I was thinking all that printed money would end-up leaking into the economy.
I still think it will happen but not soon enough to prevent a second crisis probably milder than 2008.

Yes oil may spike up but that's temporary.
Rents: lots of new apartments coming up.

But mostly continuing large enough pool of unemployed people, low investment and competition of third world countries will keep a solid lid on wages for years.

So now I think low growth + asset bubble + temporary higher inflation followed by bust, probably milder than 2008 but keeping inflation down.

2   anotheraccount   2014 Jun 21, 10:01am  

Heraclitusstudent says

+ temporary higher inflation followed by bust

If the bust does not come soon with it taming inflation, we could get a scare in a bond market. I would be a buyer again if the yields are 75 to 100 basis points above from where they are today.

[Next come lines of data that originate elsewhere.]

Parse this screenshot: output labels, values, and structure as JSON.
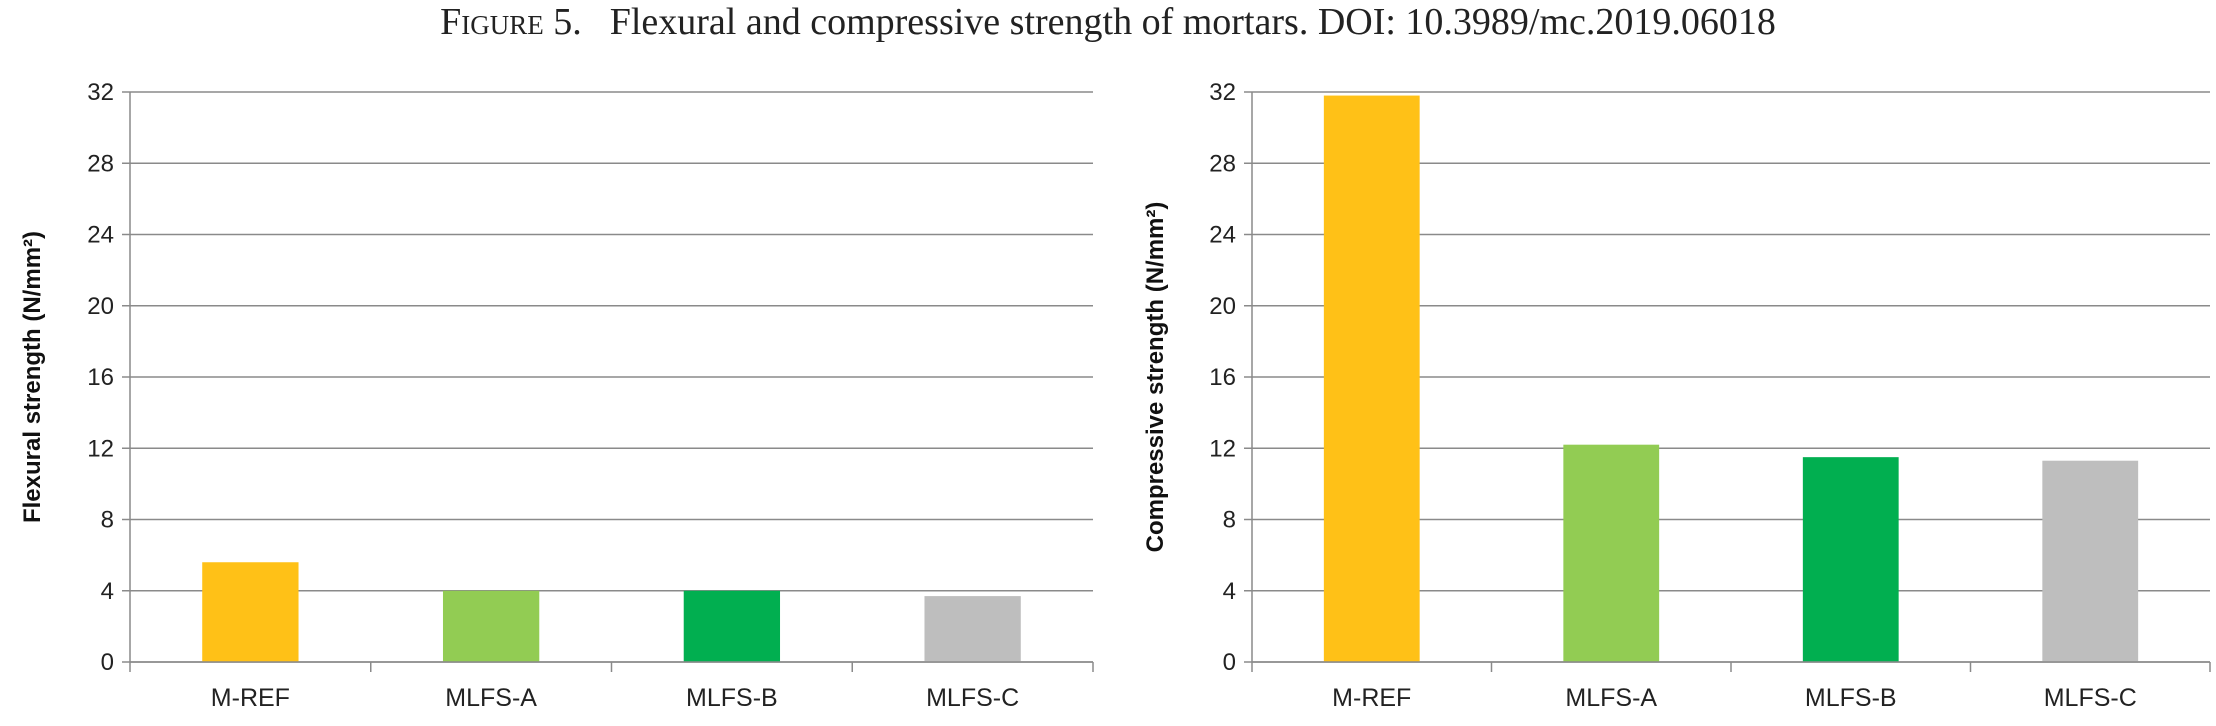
{
  "caption": {
    "figure": "Figure 5.",
    "text": "Flexural and compressive strength of mortars. DOI: 10.3989/mc.2019.06018"
  },
  "chart_data": [
    {
      "type": "bar",
      "categories": [
        "M-REF",
        "MLFS-A",
        "MLFS-B",
        "MLFS-C"
      ],
      "values": [
        5.6,
        4.0,
        4.0,
        3.7
      ],
      "colors": [
        "#FFC117",
        "#92CC53",
        "#01AF50",
        "#BEBEBE"
      ],
      "ylabel": "Flexural strength (N/mm²)",
      "ylim": [
        0,
        32
      ],
      "yticks": [
        0,
        4,
        8,
        12,
        16,
        20,
        24,
        28,
        32
      ],
      "grid": true
    },
    {
      "type": "bar",
      "categories": [
        "M-REF",
        "MLFS-A",
        "MLFS-B",
        "MLFS-C"
      ],
      "values": [
        31.8,
        12.2,
        11.5,
        11.3
      ],
      "colors": [
        "#FFC117",
        "#92CC53",
        "#01AF50",
        "#BEBEBE"
      ],
      "ylabel": "Compressive strength (N/mm²)",
      "ylim": [
        0,
        32
      ],
      "yticks": [
        0,
        4,
        8,
        12,
        16,
        20,
        24,
        28,
        32
      ],
      "grid": true
    }
  ]
}
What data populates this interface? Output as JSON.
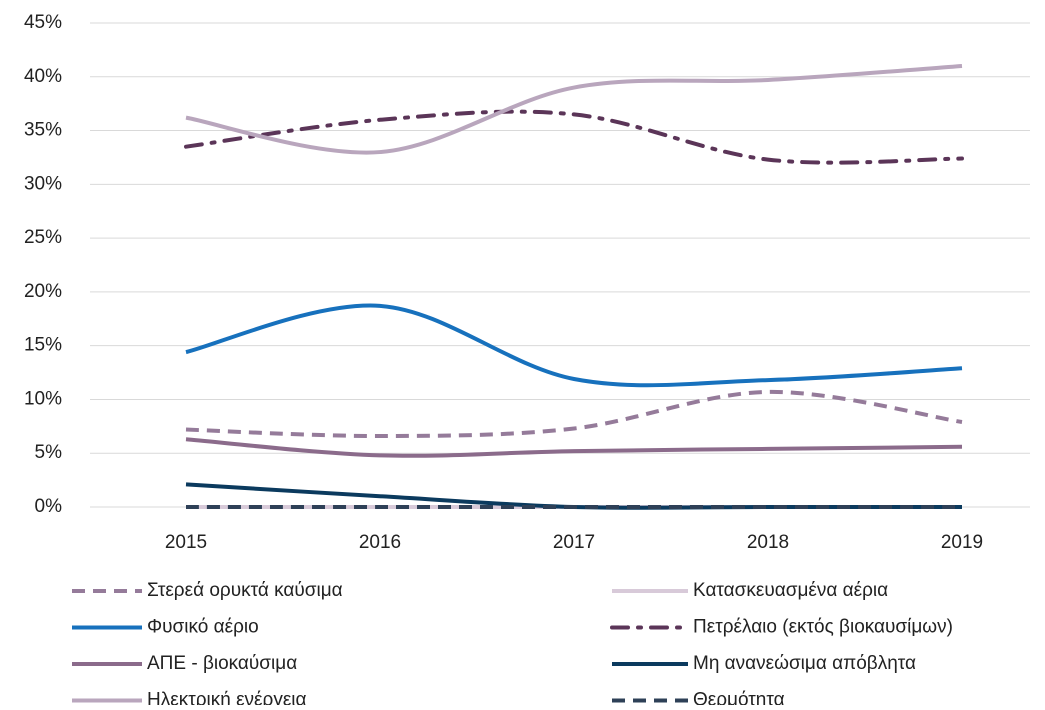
{
  "chart_data": {
    "type": "line",
    "x": [
      "2015",
      "2016",
      "2017",
      "2018",
      "2019"
    ],
    "ylim": [
      0,
      45
    ],
    "yticks": [
      {
        "value": 0,
        "label": "0%"
      },
      {
        "value": 5,
        "label": "5%"
      },
      {
        "value": 10,
        "label": "10%"
      },
      {
        "value": 15,
        "label": "15%"
      },
      {
        "value": 20,
        "label": "20%"
      },
      {
        "value": 25,
        "label": "25%"
      },
      {
        "value": 30,
        "label": "30%"
      },
      {
        "value": 35,
        "label": "35%"
      },
      {
        "value": 40,
        "label": "40%"
      },
      {
        "value": 45,
        "label": "45%"
      }
    ],
    "grid": true,
    "smooth": true,
    "legend": "bottom",
    "series": [
      {
        "name": "Στερεά ορυκτά καύσιμα",
        "color": "#957b9a",
        "style": "dash",
        "values": [
          7.2,
          6.6,
          7.3,
          10.7,
          7.9
        ]
      },
      {
        "name": "Κατασκευασμένα αέρια",
        "color": "#d8cad9",
        "style": "solid",
        "values": [
          0,
          0,
          0,
          0,
          0
        ]
      },
      {
        "name": "Φυσικό αέριο",
        "color": "#1771bd",
        "style": "solid",
        "values": [
          14.4,
          18.7,
          11.9,
          11.8,
          12.9
        ]
      },
      {
        "name": "Πετρέλαιο (εκτός βιοκαυσίμων)",
        "color": "#5b3558",
        "style": "dashdot",
        "values": [
          33.5,
          36.0,
          36.5,
          32.3,
          32.4
        ]
      },
      {
        "name": "ΑΠΕ - βιοκαύσιμα",
        "color": "#8b6b8b",
        "style": "solid",
        "values": [
          6.3,
          4.8,
          5.2,
          5.4,
          5.6
        ]
      },
      {
        "name": "Μη ανανεώσιμα απόβλητα",
        "color": "#0b3a5e",
        "style": "solid",
        "values": [
          2.1,
          1.0,
          0,
          0,
          0
        ]
      },
      {
        "name": "Ηλεκτρική ενέργεια",
        "color": "#b9a6bd",
        "style": "solid",
        "values": [
          36.2,
          33.0,
          39.0,
          39.7,
          41.0
        ]
      },
      {
        "name": "Θερμότητα",
        "color": "#2e4057",
        "style": "dash",
        "values": [
          0,
          0,
          0,
          0,
          0
        ]
      }
    ]
  }
}
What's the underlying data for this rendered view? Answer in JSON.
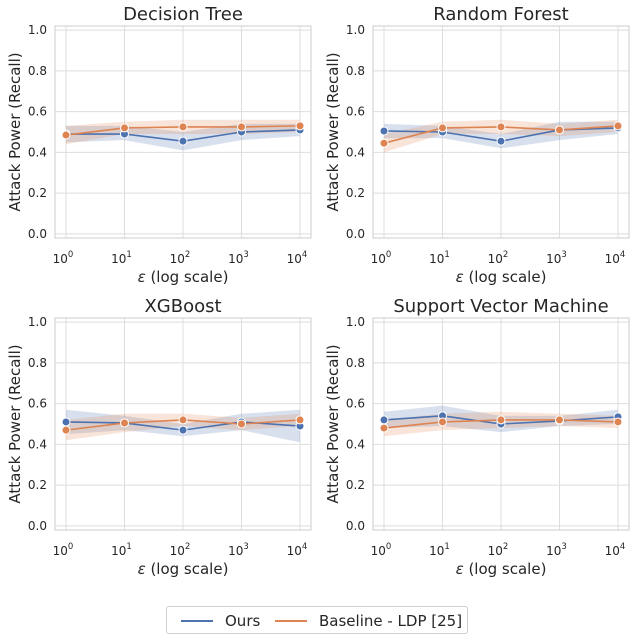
{
  "chart_data": {
    "type": "line",
    "x": [
      1,
      10,
      100,
      1000,
      10000
    ],
    "xtick_labels": [
      {
        "base": "10",
        "exp": "0"
      },
      {
        "base": "10",
        "exp": "1"
      },
      {
        "base": "10",
        "exp": "2"
      },
      {
        "base": "10",
        "exp": "3"
      },
      {
        "base": "10",
        "exp": "4"
      }
    ],
    "ytick_labels": [
      "0.0",
      "0.2",
      "0.4",
      "0.6",
      "0.8",
      "1.0"
    ],
    "yticks": [
      0.0,
      0.2,
      0.4,
      0.6,
      0.8,
      1.0
    ],
    "ylim": [
      -0.02,
      1.02
    ],
    "xlabel": "ε (log scale)",
    "ylabel": "Attack Power (Recall)",
    "xscale": "log",
    "grid": true,
    "legend_position": "bottom-center",
    "series_styles": [
      {
        "name": "Ours",
        "color": "#4c72b0"
      },
      {
        "name": "Baseline - LDP [25]",
        "color": "#dd8452"
      }
    ],
    "subplots": [
      {
        "title": "Decision Tree",
        "series": [
          {
            "name": "Ours",
            "values": [
              0.49,
              0.49,
              0.455,
              0.5,
              0.51
            ],
            "lower": [
              0.45,
              0.46,
              0.41,
              0.46,
              0.48
            ],
            "upper": [
              0.53,
              0.53,
              0.5,
              0.54,
              0.54
            ]
          },
          {
            "name": "Baseline - LDP [25]",
            "values": [
              0.485,
              0.52,
              0.525,
              0.525,
              0.53
            ],
            "lower": [
              0.44,
              0.49,
              0.49,
              0.49,
              0.5
            ],
            "upper": [
              0.53,
              0.55,
              0.56,
              0.56,
              0.56
            ]
          }
        ]
      },
      {
        "title": "Random Forest",
        "series": [
          {
            "name": "Ours",
            "values": [
              0.505,
              0.5,
              0.455,
              0.51,
              0.52
            ],
            "lower": [
              0.47,
              0.47,
              0.42,
              0.46,
              0.49
            ],
            "upper": [
              0.54,
              0.53,
              0.49,
              0.55,
              0.55
            ]
          },
          {
            "name": "Baseline - LDP [25]",
            "values": [
              0.445,
              0.52,
              0.525,
              0.51,
              0.53
            ],
            "lower": [
              0.4,
              0.49,
              0.49,
              0.48,
              0.5
            ],
            "upper": [
              0.49,
              0.55,
              0.56,
              0.54,
              0.56
            ]
          }
        ]
      },
      {
        "title": "XGBoost",
        "series": [
          {
            "name": "Ours",
            "values": [
              0.51,
              0.505,
              0.47,
              0.51,
              0.49
            ],
            "lower": [
              0.45,
              0.47,
              0.44,
              0.47,
              0.41
            ],
            "upper": [
              0.57,
              0.54,
              0.5,
              0.55,
              0.57
            ]
          },
          {
            "name": "Baseline - LDP [25]",
            "values": [
              0.47,
              0.505,
              0.52,
              0.5,
              0.52
            ],
            "lower": [
              0.42,
              0.46,
              0.49,
              0.47,
              0.49
            ],
            "upper": [
              0.52,
              0.55,
              0.55,
              0.53,
              0.55
            ]
          }
        ]
      },
      {
        "title": "Support Vector Machine",
        "series": [
          {
            "name": "Ours",
            "values": [
              0.52,
              0.54,
              0.5,
              0.515,
              0.535
            ],
            "lower": [
              0.48,
              0.49,
              0.46,
              0.49,
              0.5
            ],
            "upper": [
              0.56,
              0.59,
              0.54,
              0.54,
              0.57
            ]
          },
          {
            "name": "Baseline - LDP [25]",
            "values": [
              0.48,
              0.51,
              0.52,
              0.52,
              0.51
            ],
            "lower": [
              0.44,
              0.47,
              0.48,
              0.49,
              0.48
            ],
            "upper": [
              0.52,
              0.55,
              0.56,
              0.55,
              0.54
            ]
          }
        ]
      }
    ]
  }
}
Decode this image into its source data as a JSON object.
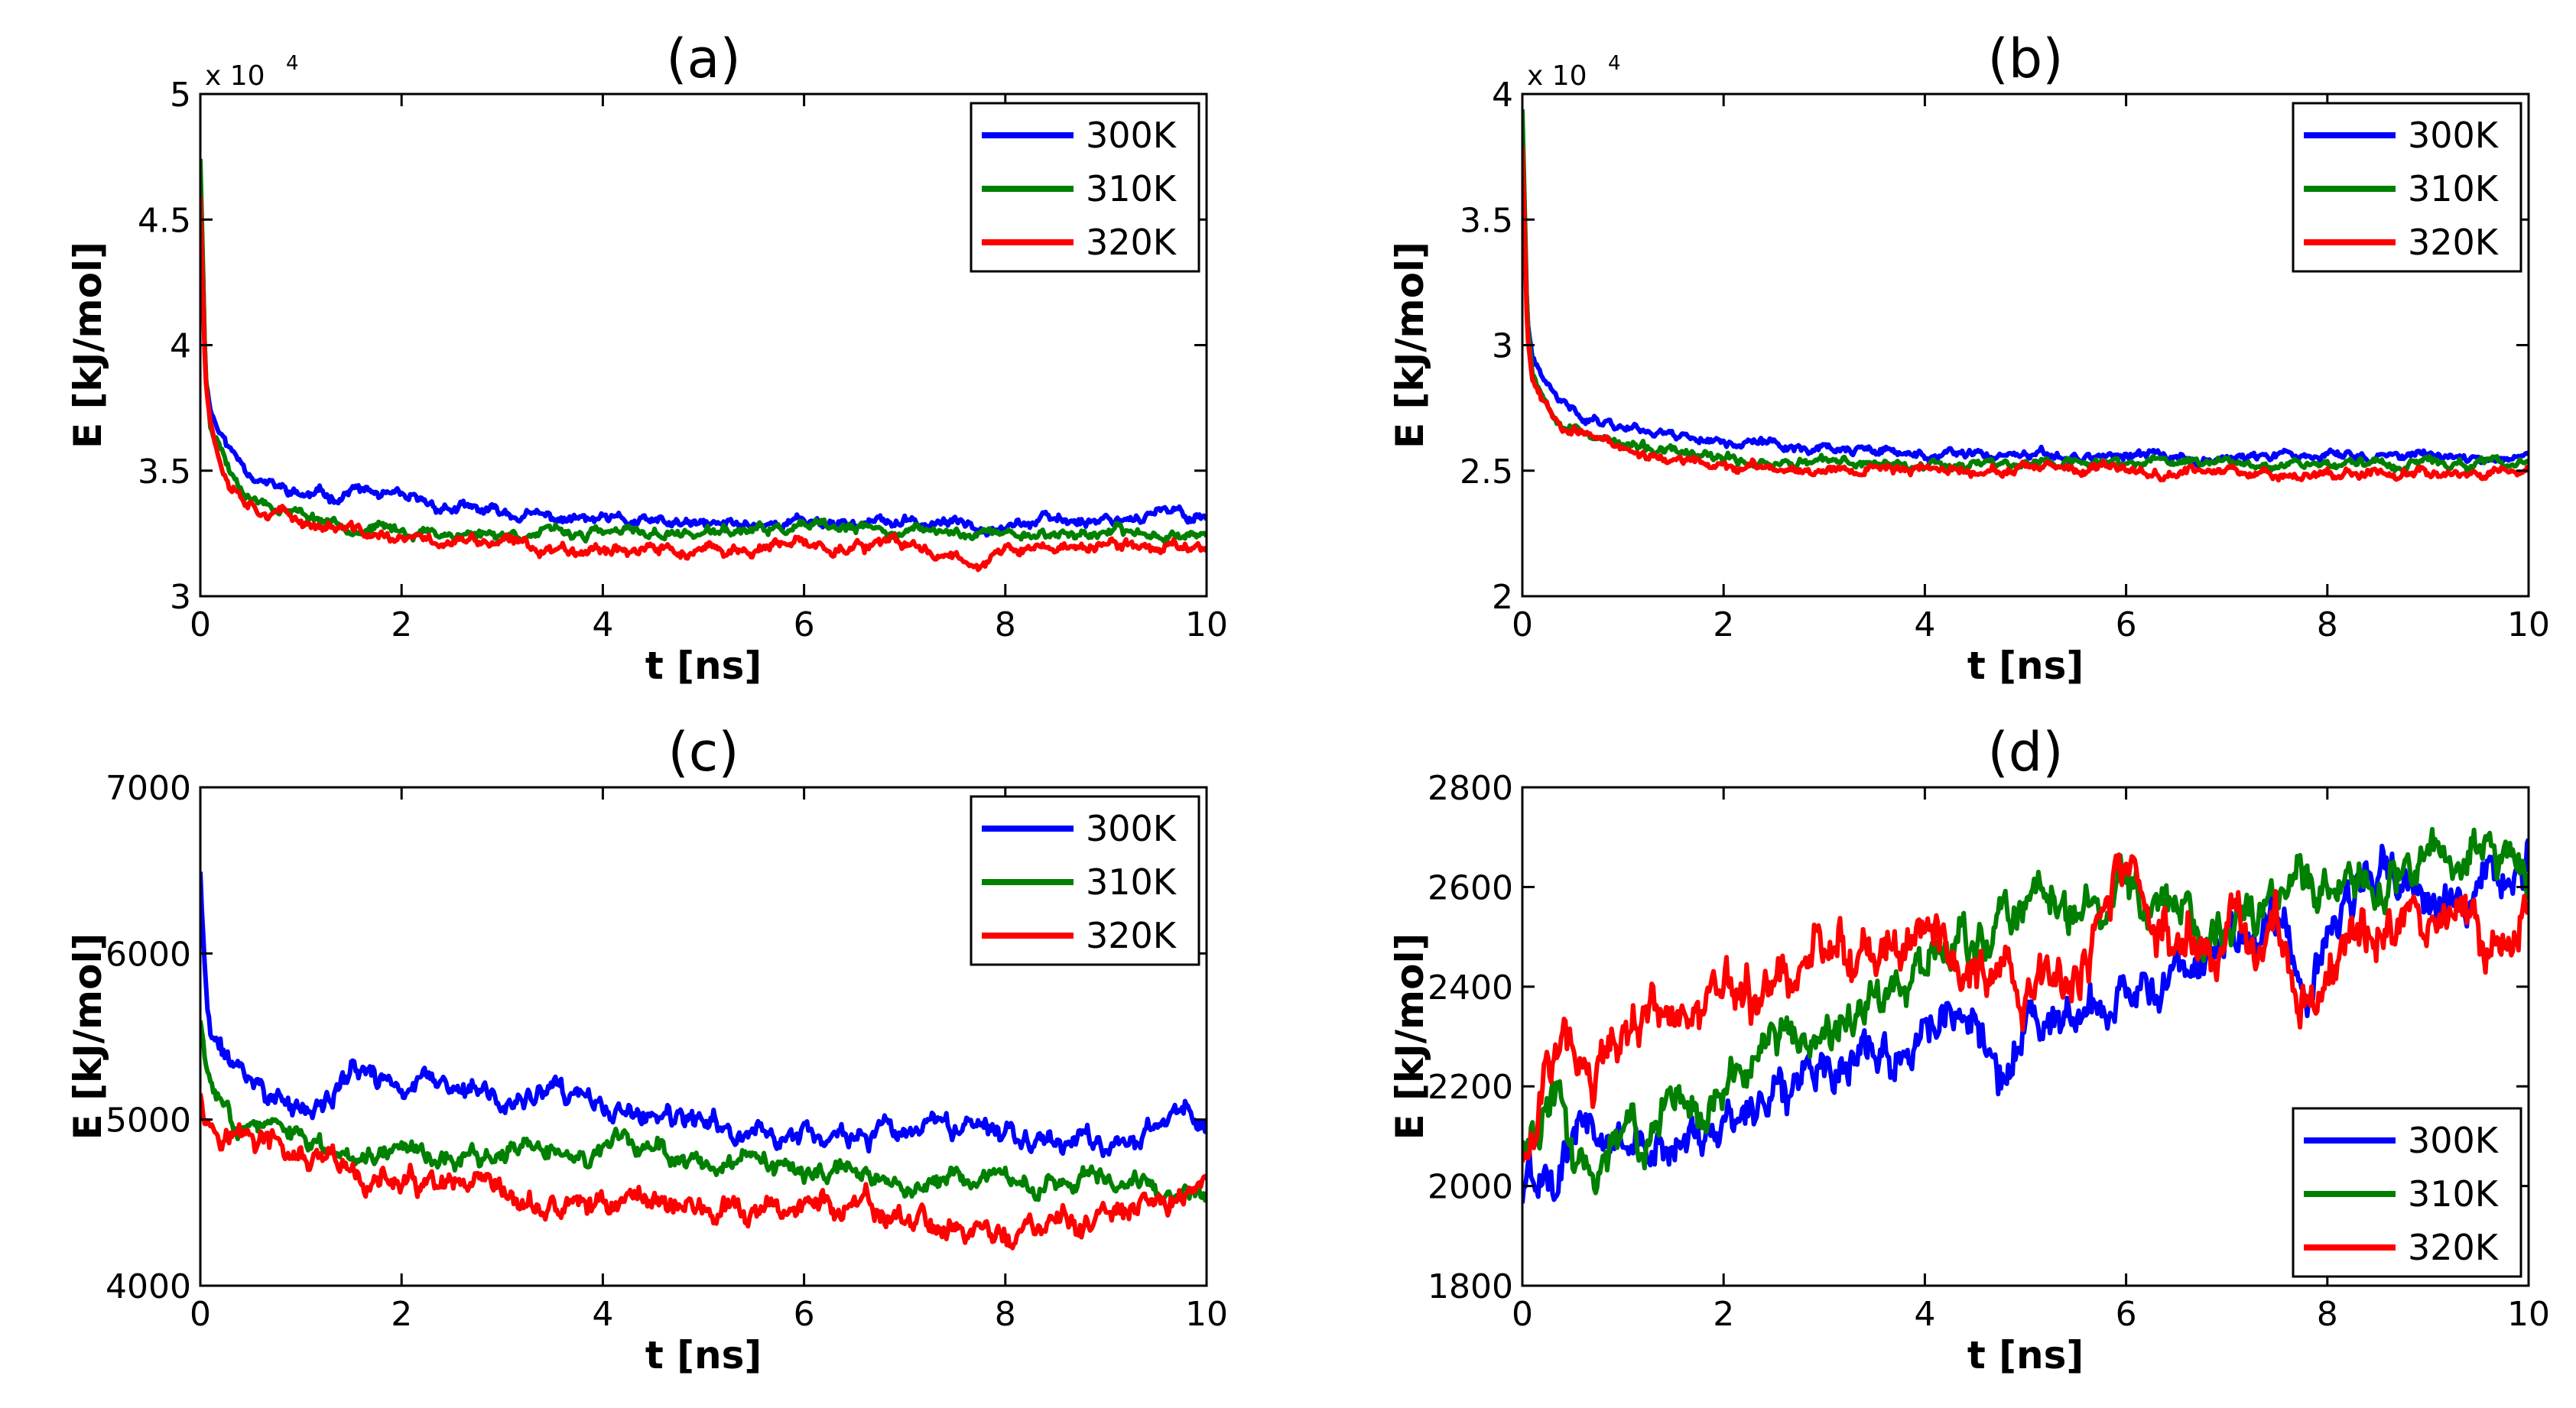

3   Facebooksux   2014 Jun 21, 1:01pm  

Rates cannot be allowed to rise. It would mathematically implode the government's finances.

The only way they have out is inflation.

It's already here.

4   Obio99   2014 Jun 21, 1:24pm  

The notion that we will see rising rates is nothing short of silly. We cannot see rising rates, as the great debt-ponzi would implode.

At one time I firmly believed that inflation would be short-circuited by a lack of demand for bonds at low (or negative) rates. But I confess I deeply misunderstood the lengths to which central-planning mandarins would go to orchestrate false demand for government paper.

They can (and will) keep playing this game for decades as Americans by the millions slip into poverty and the cost of living soars.

(It should be said that all the inflation under the sun, will not save the housing market however -- as the great baby boomer die-off begins. Demographics trumps monetary policy every time.)

5   anotheraccount   2014 Jun 21, 1:40pm  

Obio99 says

They can (and will) keep playing this game for decades as Americans by the millions slip into poverty and the cost of living soars.

I don't think it can continue for that long. I don't think they can go back to increasing QE after the taper is done. Fed will probably not reduce the 5T that it holds though.

6   thomaswong.1986   2014 Jun 21, 3:42pm  

tr6 says

I am starting to think that we might get real inflation scare in the next six months.

Dont hold your breath.. Japan has had deflation for how long ... it now 25 years later.